Même si Lyon a tardé, par rapport à Paris et Marseille, à avoir une large part de sa population qui appartient au « Monde Noir », notre cité a néanmoins bénéficié de la présence en son sein de grandes figures d’origine antillaise ou africaine dont il conviendrait, aussi, de cultiver le souvenir ! Je pense évidemment à l’Antillais Louis Achille, dont un portrait est affiché dans la présente exposition, chantre de la dignité des Noirs aux côtés de Léopold Sédar Senghor et de Aimé Césaire, qui a été de longues années professeur au Lycée du Parc et le fondateur et le dirigeant d’une renommée chorale de Negro Spirituals. Je pense aussi au penseur et acteur de la libération de l’homme opprimé, lui aussi antillais, Frantz Fanon, qui a fait ses études de psychiatrie à Lyon entre 1946 et 1952. Il est connu et célébré dans le monde entier, mais ignoré à Lyon, en particulier en raison d’une mauvaise compréhension de son discours. Seul un mur peint à Vénissieux l’honore. Il faut que nous corrigions cette injustice ! Je pense encore à l’écrivain ivoirien Ahmadou Kourouma, mort à Lyon en 2006, et au prince camerounais Kum’a Ndumbe III, également écrivain reconnu, qui a enseigné plusieurs années à l’Institut Catholique de Lyon avant de rejoindre son pays où il a une réputation de grand sage.
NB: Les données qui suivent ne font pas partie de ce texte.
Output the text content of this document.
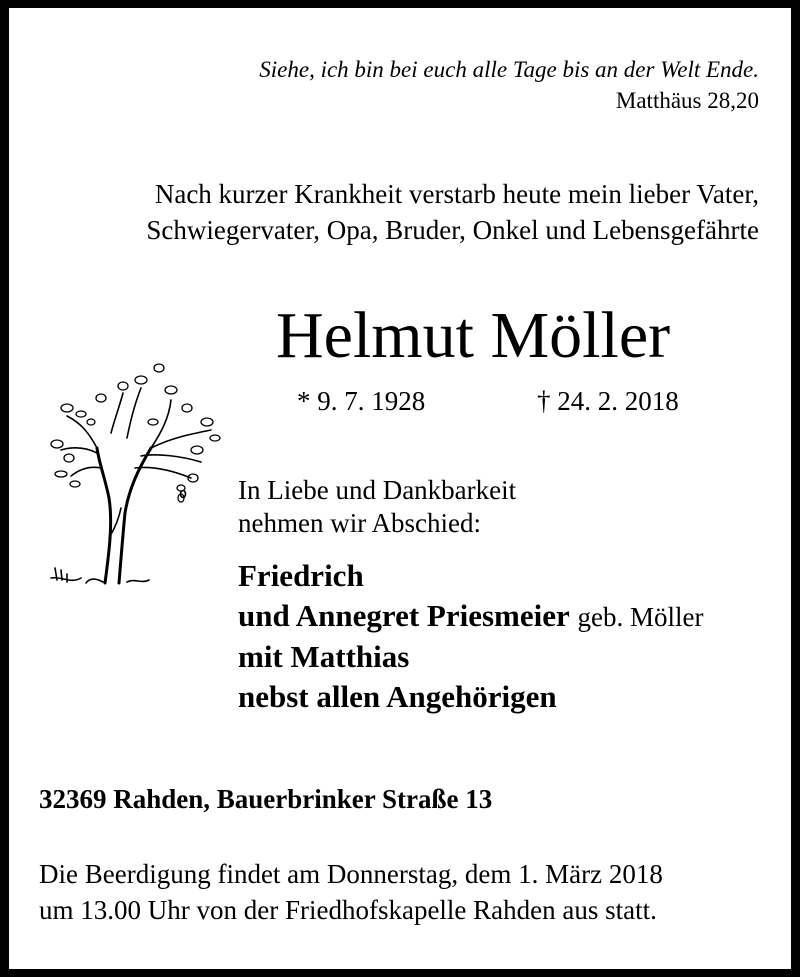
Siehe, ich bin bei euch alle Tage bis an der Welt Ende.
Matthäus 28,20
Nach kurzer Krankheit verstarb heute mein lieber Vater,
Schwiegervater, Opa, Bruder, Onkel und Lebensgefährte
Helmut Möller
* 9. 7. 1928	† 24. 2. 2018
In Liebe und Dankbarkeit
nehmen wir Abschied:
Friedrich
und Annegret Priesmeier geb. Möller
mit Matthias
nebst allen Angehörigen
32369 Rahden, Bauerbrinker Straße 13
Die Beerdigung findet am Donnerstag, dem 1. März 2018
um 13.00 Uhr von der Friedhofskapelle Rahden aus statt.
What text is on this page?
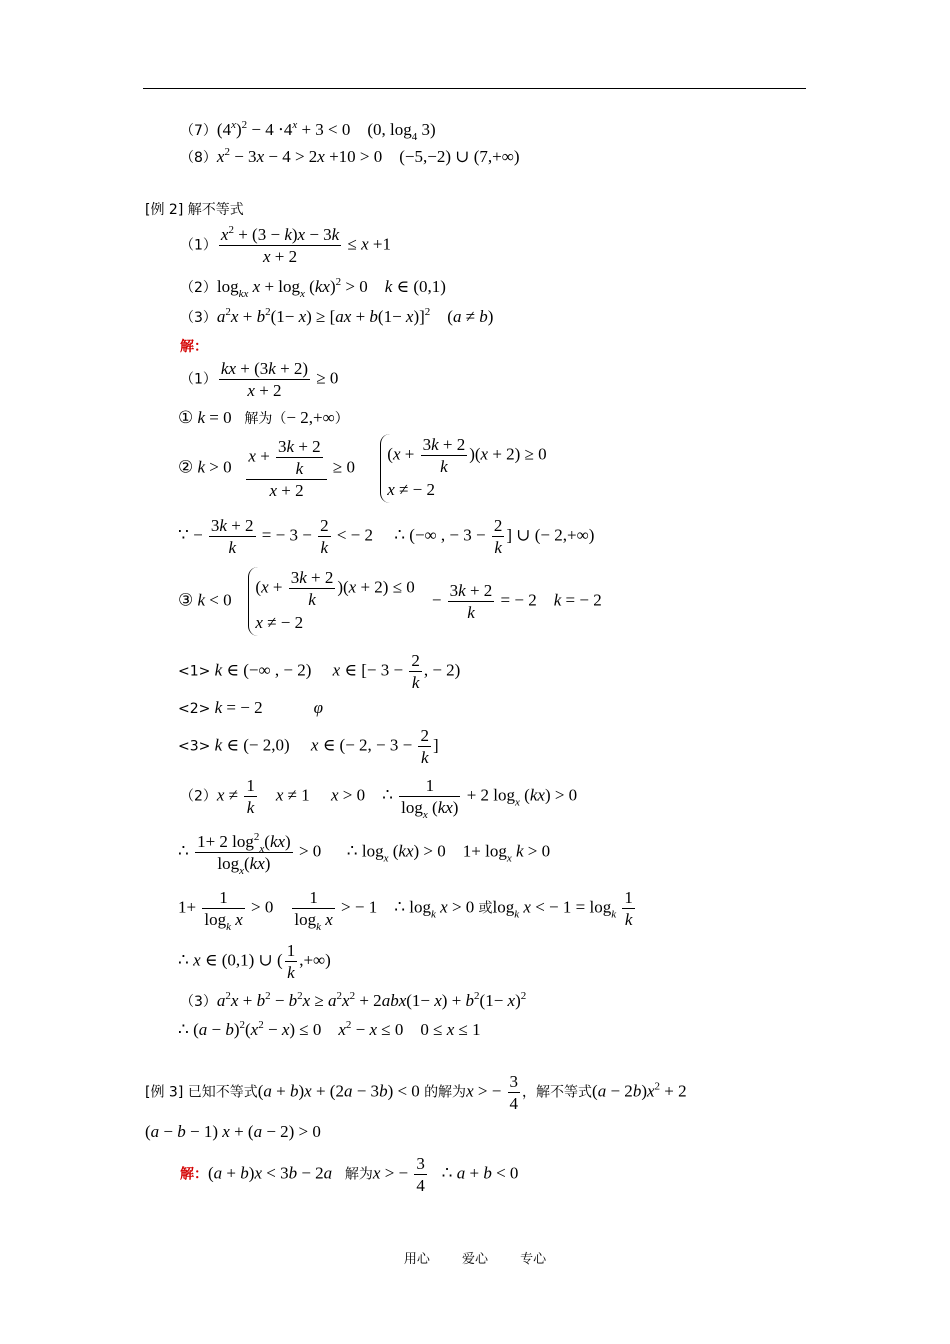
$(7)(4^x)^2 - 4 \cdot 4^x + 3 < 0$    (0, $\log_4 3$)
$(8)x^2 - 3x - 4 > 2x +10 > 0$    (−5,−2) ∪ (7,+∞)
[例 2] 解不等式
$(1) \frac{x^2 + (3 - k)x - 3k}{x + 2} \le x +1$
$(2)\log_{kx}$ $x + \log_x (kx)^2 > 0$    k ∈ (0,1)
$(3)a^2x + b^2(1- x) \ge [ax + b(1- x)]^2$    (a ≠ b)
解：
$(1) \frac{kx + (3k + 2)}{x + 2} \ge 0$
① k = 0   解为（− 2,+∞）
② $k > 0 \frac{x + \frac{3k + 2}{k}}{x + 2} \ge 0$
$(x + \frac{3k + 2}{k} )(x + 2) \ge 0$
x ≠ − 2
∵ − $\frac{3k + 2}{k}$ = − $3 - \frac{2}{k}$ < − 2     ∴ (−∞ , − $3 - \frac{2}{k}$ ] ∪ (− 2,+∞)
③ k < 0
$(x + \frac{3k + 2}{k} )(x + 2) \le 0$
x ≠ − 2
− $\frac{3k + 2}{k}$ = − 2    k = − 2
<1> k ∈ (−∞ , − 2)     x ∈ [− $3 - \frac{2}{k}$ , − 2)
<2> k = − 2            φ
<3> k ∈ (− 2,0)     x ∈ (− 2, − $3 - \frac{2}{k}$ ]
$(2)x \ne \frac{1}{k}$ x ≠ 1     x > 0    ∴ $\frac{1}{\log_x (kx)} + 2$ $\log_x (kx) > 0$
∴ $\frac{1+ 2 \log^2_x(kx)}{\log_x(kx)} > 0$      ∴ $\log_x (kx) > 0$    $1+ \log_x k > 0$
$1+ \frac{1}{\log_k x} > 0 \frac{1}{\log_k x}$ > − 1    ∴ $\log_k x > 0$ 或$\log_k x$ < − $1 = \log_k \frac{1}{k}$
∴ x ∈ (0,1) ∪ ( $\frac{1}{k}$ ,+∞)
$(3)a^2x + b^2 - b^2x \ge a^2x^2 + 2abx(1- x) + b^2(1- x)^2$
∴ $(a - b)^2(x^2 - x) \le 0$    $x^2 - x \le 0$    0 ≤ x ≤ 1
[例 3] 已知不等式(a + b)x + (2a − 3b) < 0 的解为x > − $\frac{3}{4}$ ，解不等式$(a - 2b)x^2 + 2$
(a − b − 1) x + (a − 2) > 0
解：(a + b)x < 3b − 2a 解为x > − $\frac{3}{4}$ ∴ a + b < 0
用心 爱心 专心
C’est seulement si nous savons faire mémoire de ces hommes qui ont contribué eux aussi à faire de notre ville ce qu’elle est, que nous parviendrons à relever les défis du « vivre ensemble » qui se présentent à nous comme à toutes les grandes cités du monde. Et la visite et l’accueil de Martin Luther King Jr à Lyon font partie de cette mémoire féconde !

L’exposition « Martin Luther King : un rêve brisé ? » a cette ambition : contribuer à faire grandir la culture de la paix dans notre métropole. Elle sera une réussite si vous vous en faites les ambassadeurs, et si vous y amenez le plus de visiteurs possible, en particulier des enfants et des jeunes ! Je vous en remercie."